Большинство детей у ёлки смиренно стояли и не двигались, лишь некоторые горько рыдали или, осознав безысходность, покорно опустили головы и тихонько всхлипывали. Только единицы нарушали спокойствие и даже безразличие, царившее в толпе. Паникуя, они метались в толпе, словно безумцы, дёргали остолбеневших за одежду, орали, бились в истерике, звали родных и умоляли отпустить домой. Если бы не вопли паникеров, Паша смог бы расслышать шепот молящихся. Также мужчина слышал навязчивый и грубый скрип древесины. Подобный скрип создавал порывистый ветер, гнущий деревья в лесной чаще.
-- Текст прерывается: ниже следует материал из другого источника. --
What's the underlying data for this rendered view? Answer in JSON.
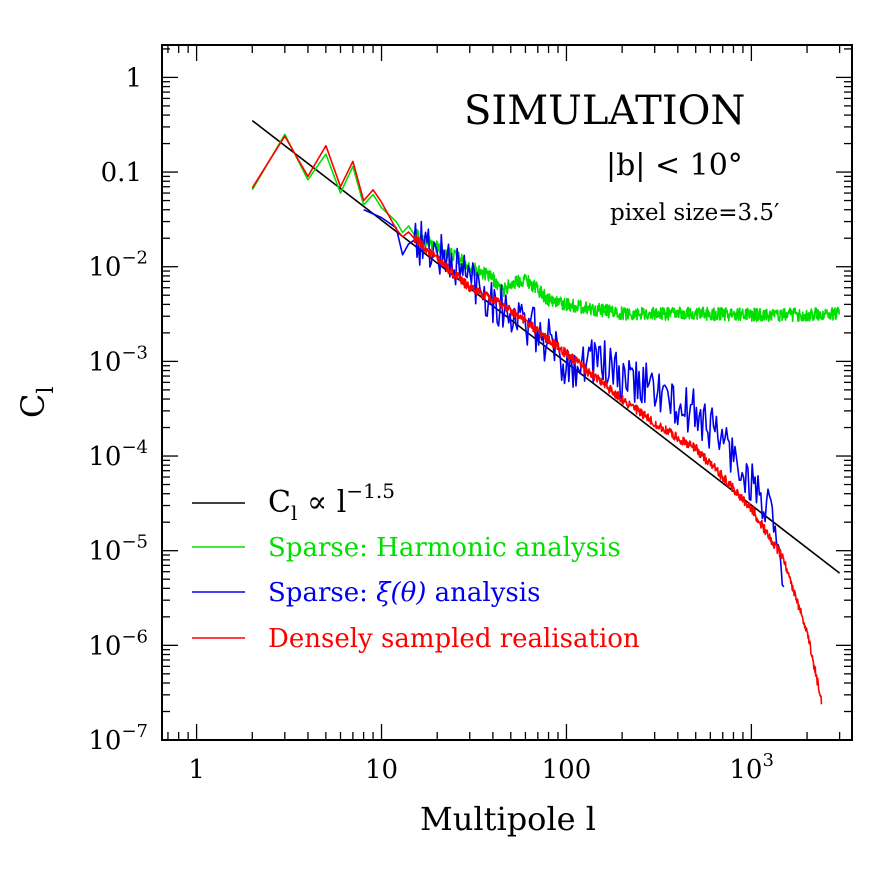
{
  "chart_data": {
    "type": "line",
    "xlabel": "Multipole l",
    "ylabel": {
      "main": "C",
      "sub": "l"
    },
    "x_scale": "log",
    "y_scale": "log",
    "xlim": [
      0.65,
      3500
    ],
    "ylim": [
      1e-07,
      2.2
    ],
    "x_tick_labels": [
      {
        "value": 1,
        "text": "1"
      },
      {
        "value": 10,
        "text": "10"
      },
      {
        "value": 100,
        "text": "100"
      },
      {
        "value": 1000,
        "base": "10",
        "exp": "3"
      }
    ],
    "y_tick_labels": [
      {
        "value": 1,
        "text": "1"
      },
      {
        "value": 0.1,
        "text": "0.1"
      },
      {
        "value": 0.01,
        "base": "10",
        "exp": "−2"
      },
      {
        "value": 0.001,
        "base": "10",
        "exp": "−3"
      },
      {
        "value": 0.0001,
        "base": "10",
        "exp": "−4"
      },
      {
        "value": 1e-05,
        "base": "10",
        "exp": "−5"
      },
      {
        "value": 1e-06,
        "base": "10",
        "exp": "−6"
      },
      {
        "value": 1e-07,
        "base": "10",
        "exp": "−7"
      }
    ],
    "annotations": {
      "title": "SIMULATION",
      "latitude_cut": "|b| < 10°",
      "pixel_size": "pixel size=3.5′"
    },
    "legend_position": "bottom-left",
    "series": [
      {
        "key": "powerlaw",
        "legend": {
          "parts": [
            [
              "C",
              ""
            ],
            [
              "l",
              "sub"
            ],
            [
              " ∝ l",
              ""
            ],
            [
              "−1.5",
              "sup"
            ]
          ]
        },
        "color": "#000000",
        "style": "smooth",
        "points": [
          [
            2,
            0.35
          ],
          [
            3000,
            5.8e-06
          ]
        ]
      },
      {
        "key": "harmonic",
        "legend": {
          "text": "Sparse: Harmonic analysis"
        },
        "color": "#00e000",
        "style": "noisy",
        "points": [
          [
            2,
            0.065
          ],
          [
            3,
            0.25
          ],
          [
            4,
            0.083
          ],
          [
            5,
            0.155
          ],
          [
            6,
            0.06
          ],
          [
            7,
            0.115
          ],
          [
            8,
            0.045
          ],
          [
            9,
            0.058
          ],
          [
            10,
            0.042
          ],
          [
            12,
            0.03
          ],
          [
            15,
            0.022
          ],
          [
            20,
            0.016
          ],
          [
            25,
            0.013
          ],
          [
            30,
            0.01
          ],
          [
            40,
            0.0075
          ],
          [
            45,
            0.0055
          ],
          [
            50,
            0.0065
          ],
          [
            60,
            0.0075
          ],
          [
            80,
            0.0045
          ],
          [
            100,
            0.004
          ],
          [
            150,
            0.0035
          ],
          [
            200,
            0.0032
          ],
          [
            300,
            0.0032
          ],
          [
            500,
            0.0032
          ],
          [
            1000,
            0.0031
          ],
          [
            2000,
            0.0031
          ],
          [
            3000,
            0.0032
          ]
        ],
        "noise_dex": 0.07
      },
      {
        "key": "xi",
        "legend": {
          "parts": [
            [
              "Sparse: ",
              ""
            ],
            [
              "ξ(θ)",
              "italic"
            ],
            [
              " analysis",
              ""
            ]
          ]
        },
        "color": "#0000ee",
        "style": "noisy",
        "points": [
          [
            8,
            0.04
          ],
          [
            10,
            0.033
          ],
          [
            15,
            0.019
          ],
          [
            20,
            0.014
          ],
          [
            30,
            0.008
          ],
          [
            40,
            0.0045
          ],
          [
            60,
            0.0025
          ],
          [
            80,
            0.0016
          ],
          [
            100,
            0.0009
          ],
          [
            150,
            0.0011
          ],
          [
            200,
            0.0006
          ],
          [
            300,
            0.00055
          ],
          [
            400,
            0.0003
          ],
          [
            500,
            0.0003
          ],
          [
            700,
            0.00015
          ],
          [
            900,
            7e-05
          ],
          [
            1100,
            4e-05
          ],
          [
            1300,
            2e-05
          ],
          [
            1500,
            4e-06
          ]
        ],
        "noise_dex": 0.25
      },
      {
        "key": "dense",
        "legend": {
          "text": "Densely sampled realisation"
        },
        "color": "#ff0000",
        "style": "noisy",
        "points": [
          [
            2,
            0.068
          ],
          [
            3,
            0.24
          ],
          [
            4,
            0.09
          ],
          [
            5,
            0.19
          ],
          [
            6,
            0.07
          ],
          [
            7,
            0.13
          ],
          [
            8,
            0.05
          ],
          [
            9,
            0.065
          ],
          [
            10,
            0.048
          ],
          [
            12,
            0.025
          ],
          [
            15,
            0.02
          ],
          [
            20,
            0.012
          ],
          [
            30,
            0.006
          ],
          [
            50,
            0.0035
          ],
          [
            100,
            0.0012
          ],
          [
            200,
            0.0004
          ],
          [
            300,
            0.00022
          ],
          [
            500,
            0.00012
          ],
          [
            700,
            6e-05
          ],
          [
            1000,
            2.8e-05
          ],
          [
            1500,
            8e-06
          ],
          [
            2000,
            1.4e-06
          ],
          [
            2400,
            2.5e-07
          ]
        ],
        "noise_dex": 0.05
      }
    ]
  }
}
Древесный скрип подобно дыханию медленно нарастал и так же плавно затихал.
При виде Паши – единственного взрослого на этой бескрайней площади, – дети хватали его, впивались холодными ручками, просили спасти. Вскоре их стало так много, что охотнику тяжело было пробираться к центру действа, где заняла место сгоревшая дотла ель. Подойдя ближе, взору гостя открылись новые детали наряда «праздничной красавицы».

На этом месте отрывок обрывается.